President Trump is expected to name conservative Catholic activist and longtime Washington commercial lawyer Pat Cipollone as his next White House counsel to replace Donald McGahn, according to a person directly involved in the decision.
Cipollone, who practices commercial litigation at Stein Mitchell Cipollone Beato & Missner, is well liked and respected among Trump’s personal lawyers and had been informally advising them since at least June on the special counsel investigation into Russian interference in the 2016 election.
Cipollone is expected to take over the premier legal office in the next week, pending a security clearance review. He would lead the office at a momentous and challenging time. The White House counsel’s team has been eviscerated by departures, having dwindled to 25 lawyers from 35 earlier in the year. The office normally has a staff of 50 lawyers. It has also lost four of its five key deputies in recent months.
The losses come at an inopportune time: The White House is bracing for a withering investigative assault from Congress if Democrats take control of the House of Representatives after the midterm election. The White House counsel’s office will be the primary manager and defender of the administration in the expected flood of congressional investigations and subpoenas.
Trump had also debated hiring Emmet Flood, a White House lawyer who is helping to handle the special counsel investigation, but ultimately decided to let Flood focus on his current task. Flood, who is good friends with Cipollone, will remain in his key role.

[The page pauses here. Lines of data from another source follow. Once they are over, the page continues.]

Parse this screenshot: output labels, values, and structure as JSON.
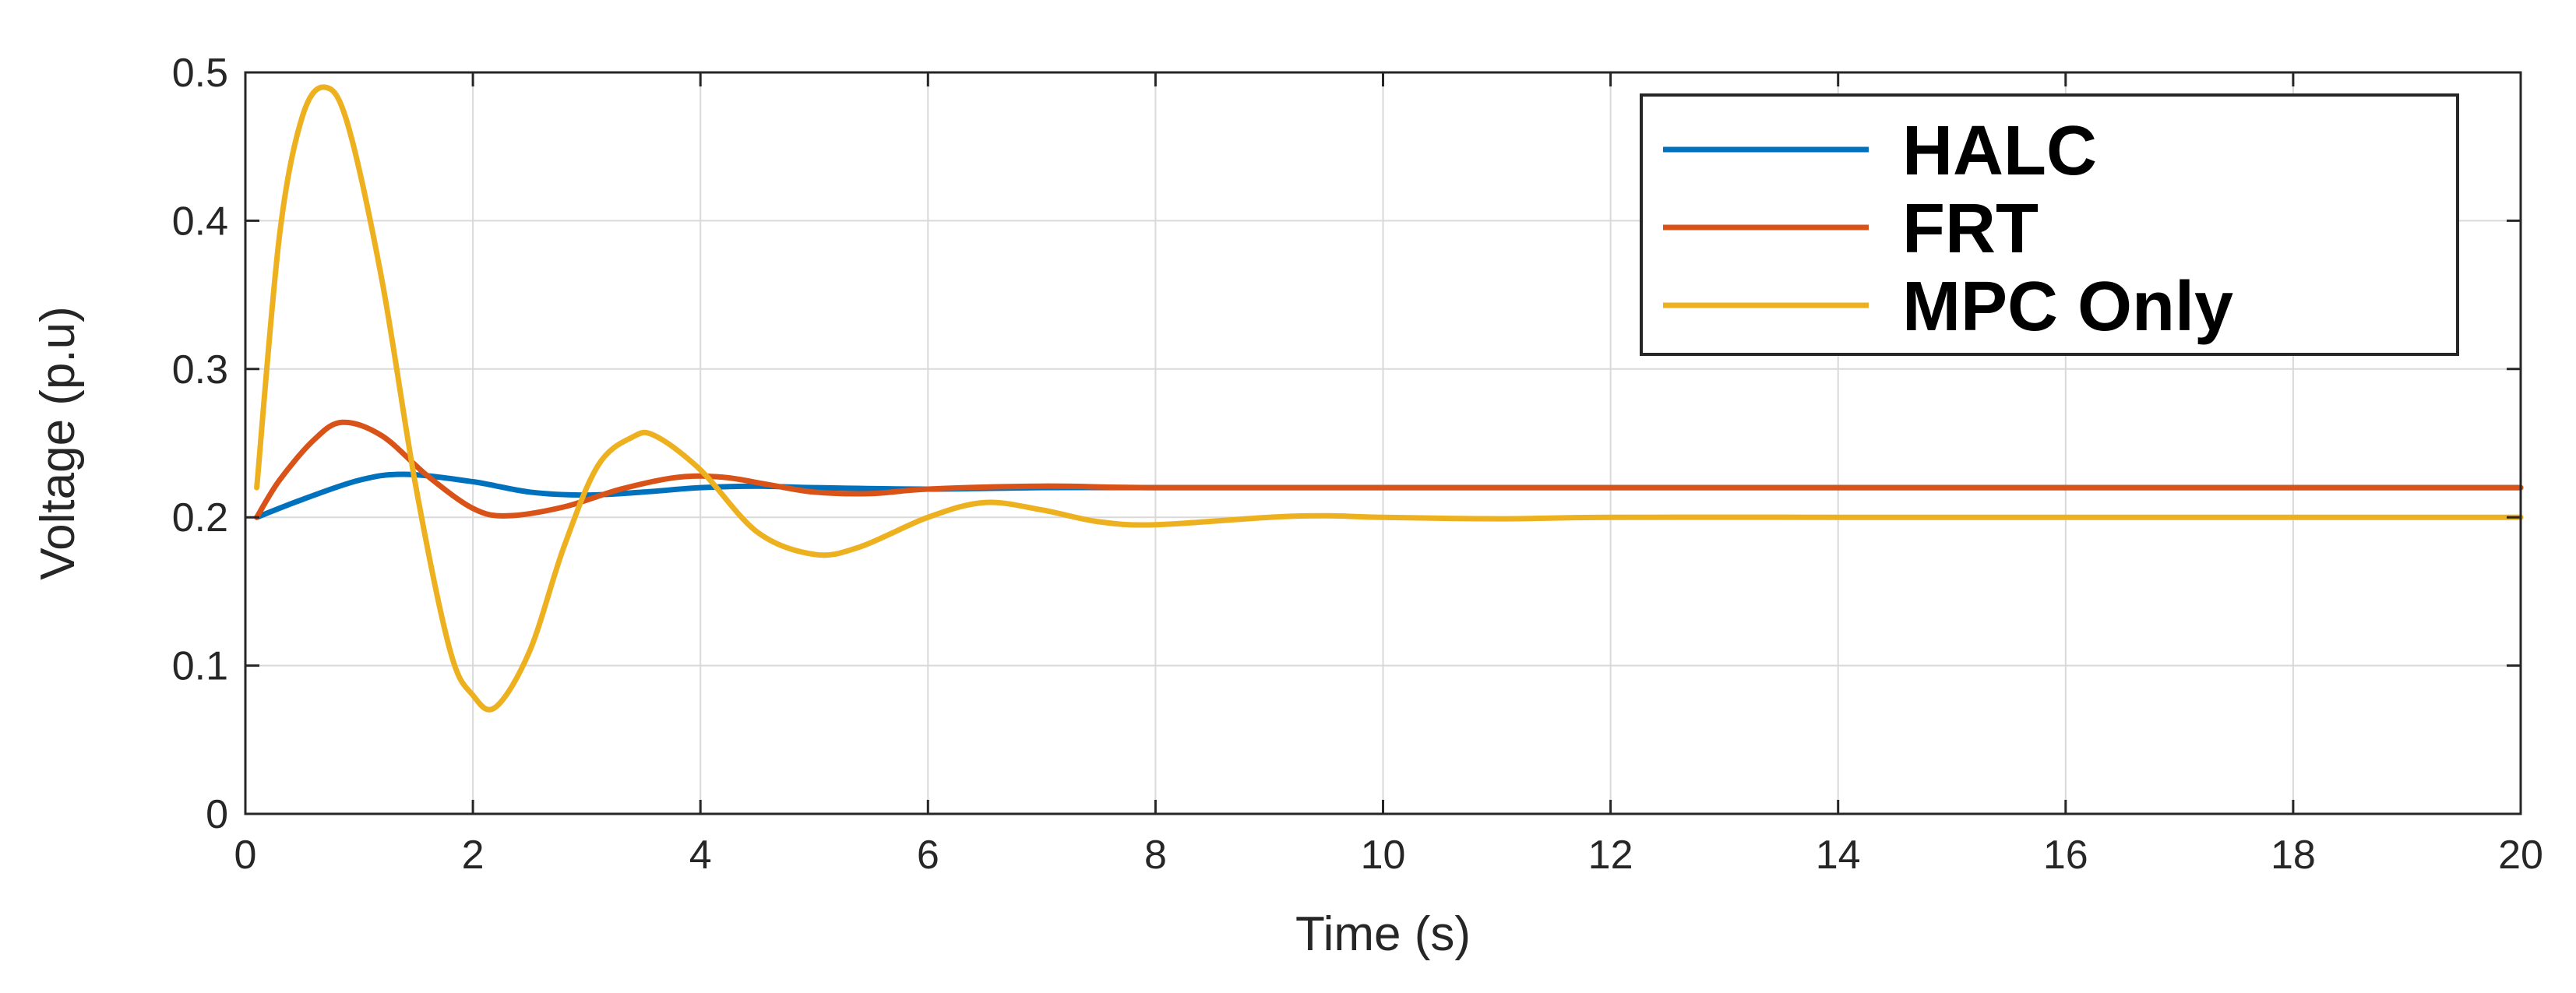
{
  "chart_data": {
    "type": "line",
    "title": "",
    "xlabel": "Time (s)",
    "ylabel": "Voltage (p.u)",
    "xlim": [
      0,
      20
    ],
    "ylim": [
      0,
      0.5
    ],
    "xticks": [
      0,
      2,
      4,
      6,
      8,
      10,
      12,
      14,
      16,
      18,
      20
    ],
    "xtick_labels": [
      "0",
      "2",
      "4",
      "6",
      "8",
      "10",
      "12",
      "14",
      "16",
      "18",
      "20"
    ],
    "yticks": [
      0,
      0.1,
      0.2,
      0.3,
      0.4,
      0.5
    ],
    "ytick_labels": [
      "0",
      "0.1",
      "0.2",
      "0.3",
      "0.4",
      "0.5"
    ],
    "grid": true,
    "legend_position": "top-right",
    "series": [
      {
        "name": "HALC",
        "color": "#0072BD",
        "x": [
          0.1,
          0.5,
          1.0,
          1.4,
          2.0,
          2.5,
          3.0,
          3.5,
          4.0,
          4.5,
          5.0,
          6.0,
          7.0,
          8.0,
          10.0,
          12.0,
          14.0,
          16.0,
          18.0,
          20.0
        ],
        "y": [
          0.2,
          0.212,
          0.225,
          0.229,
          0.224,
          0.217,
          0.215,
          0.217,
          0.22,
          0.221,
          0.22,
          0.219,
          0.22,
          0.22,
          0.22,
          0.22,
          0.22,
          0.22,
          0.22,
          0.22
        ]
      },
      {
        "name": "FRT",
        "color": "#D95319",
        "x": [
          0.1,
          0.3,
          0.6,
          0.85,
          1.2,
          1.6,
          2.0,
          2.3,
          2.8,
          3.3,
          3.8,
          4.2,
          4.6,
          5.0,
          5.5,
          6.0,
          7.0,
          8.0,
          10.0,
          12.0,
          14.0,
          16.0,
          18.0,
          20.0
        ],
        "y": [
          0.2,
          0.225,
          0.252,
          0.264,
          0.255,
          0.228,
          0.206,
          0.201,
          0.207,
          0.219,
          0.227,
          0.227,
          0.222,
          0.217,
          0.216,
          0.219,
          0.221,
          0.22,
          0.22,
          0.22,
          0.22,
          0.22,
          0.22,
          0.22
        ]
      },
      {
        "name": "MPC Only",
        "color": "#EDB120",
        "x": [
          0.1,
          0.3,
          0.5,
          0.7,
          0.9,
          1.2,
          1.5,
          1.8,
          2.0,
          2.2,
          2.5,
          2.8,
          3.1,
          3.4,
          3.6,
          4.0,
          4.5,
          5.0,
          5.4,
          6.0,
          6.5,
          7.0,
          7.5,
          8.0,
          9.0,
          9.5,
          10.0,
          11.0,
          12.0,
          14.0,
          16.0,
          18.0,
          20.0
        ],
        "y": [
          0.22,
          0.39,
          0.47,
          0.49,
          0.465,
          0.36,
          0.22,
          0.11,
          0.08,
          0.072,
          0.11,
          0.18,
          0.235,
          0.254,
          0.255,
          0.232,
          0.19,
          0.175,
          0.18,
          0.2,
          0.21,
          0.205,
          0.197,
          0.195,
          0.2,
          0.201,
          0.2,
          0.199,
          0.2,
          0.2,
          0.2,
          0.2,
          0.2
        ]
      }
    ]
  }
}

Trump surprised some by his hasty announcement in late August that McGahn, who has led the administration’s efforts to reshape the judiciary, would leave his post as soon as Supreme Court nominee Brett Kavanaugh’s confirmation process was completed.
Though the president had not yet made a selection in August, he tweeted that he was “very excited about the person who will be taking the place of Donald McGahn as White House Counsel.”
According to the biography on his firm’s website, Cipollone has practiced in commercial litigation, trade regulation and healthcare fraud. He has extensive expertise in defending corporations, as well as handling complex federal investigations and “prepublication negotiations” over defamatory media reports.
He is a former partner at the law firm Kirkland and Ellis, whose attorneys have included Kavanaugh, Supreme Court nominee Robert Bork and Paul Clement, who served as U.S. solicitor general under President George W. Bush.
Cipollone is well regarded among some of Trump’s senior advisors, including the president’s outside attorneys, Jay Sekulow and Rudolph W. Giuliani. He became a familiar voice of counsel to Trump in the late summer, speaking with him by phone frequently.
Cipollone is not a household name but is respected by Washington lawyers for his nuanced work on complex federal investigations and corporate defense. He worked at the Justice Department in the 1990s as then-Atty. Gen. William P. Barr’s counsel for communications and special projects.
Tom Yannucci, former chairman of Kirkland and Ellis, said Cipollone is “a master at handling high-stakes cases.”
“I helped recruit Pat to Kirkland in 1993, and it was one of the best things I did for my firm,” he said. He added that Cipollone has the combination of personal skills, calm decision-making and “blazing smarts” that will prove important if a Democratic House takes on the White House next year.
“He’s very well qualified to deal with that kind of situation, not to inflame but to move it forward,” Yannucci said.
Cipollone is active in the Catholic community, having served on the board of the Catholic Information Center, a group that organizes events in Washington, as well as the Board of Visitors of the Columbus School of Law. He was a founding member of the National Catholic Prayer Breakfast, according to his biography with that group.
Another powerful connection the lawyer has to Trump is conservative commentator and Trump ally Laura Ingraham. Ingraham calls Cipollone her godfather and credited him as her “spiritual mentor” before she converted to Catholicism in 2002.
Leonnig writes for the Washington Post.